Entre-temps, les forces de l'ordre ont également dressé le bilan matériel des heurts : les trois véhicules des familles ont été incendiés, un feu de végétation, rapidement circonscrit, s'est déclaré à proximité de la plage, et la route a été bloquée par les protestataires. Protégées par un important dispositif de police et de gendarmerie – « une centaine d'hommes », selon le ministère de l'Intérieur –, les trois familles ont été « exfiltrées » par les forces de l'ordre. Pas suffisant pour faire redescendre la tension. Dimanche matin, plusieurs centaines de personnes se sont réunies devant la mairie de Bastia puis la préfecture de la Haute-Corse, en signe de protestation, après les heurts survenus la veille. Une délégation a été reçue en urgence par le directeur de cabinet du préfet et le secrétaire général de la préfecture.
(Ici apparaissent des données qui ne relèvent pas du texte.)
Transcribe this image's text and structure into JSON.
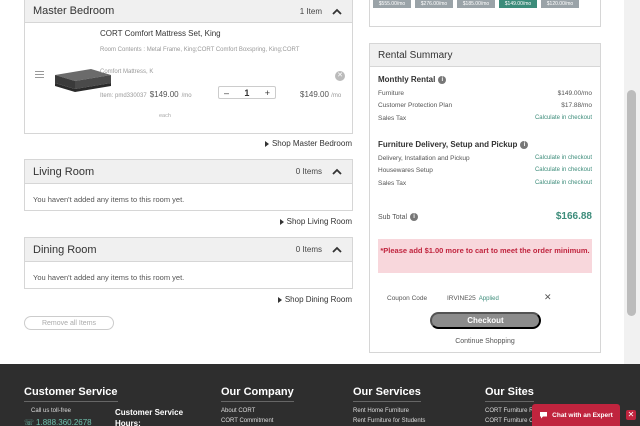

Dans la foulée, visiblement peu satisfaites de l'entretien, des dizaines de personnes se sont rendues à la mi-journée à Lupino, et se sont massées au pied d'un immeuble où résident, selon les manifestants, les familles impliquées dans la rixe de la veille. Devant l'hôpital de Bastia, où se sont également rassemblées plusieurs centaines de personnes en signe de soutien aux blessés, quelques échauffourées ont eu lieu avec les forces de l'ordre qui ont aspergé la foule de gaz lacrymogènes après avoir reçu des pierres sur leurs camions. Après quelques altercations, la mobilisation s'est finalement dispersée dans le calme aux environs de 14 h 30, mais nombre de manifestants dissimulaient à peine leur franche volonté d'en découdre. Sur les réseaux sociaux, les appels pour de nouveaux rassemblements se multiplient déjà.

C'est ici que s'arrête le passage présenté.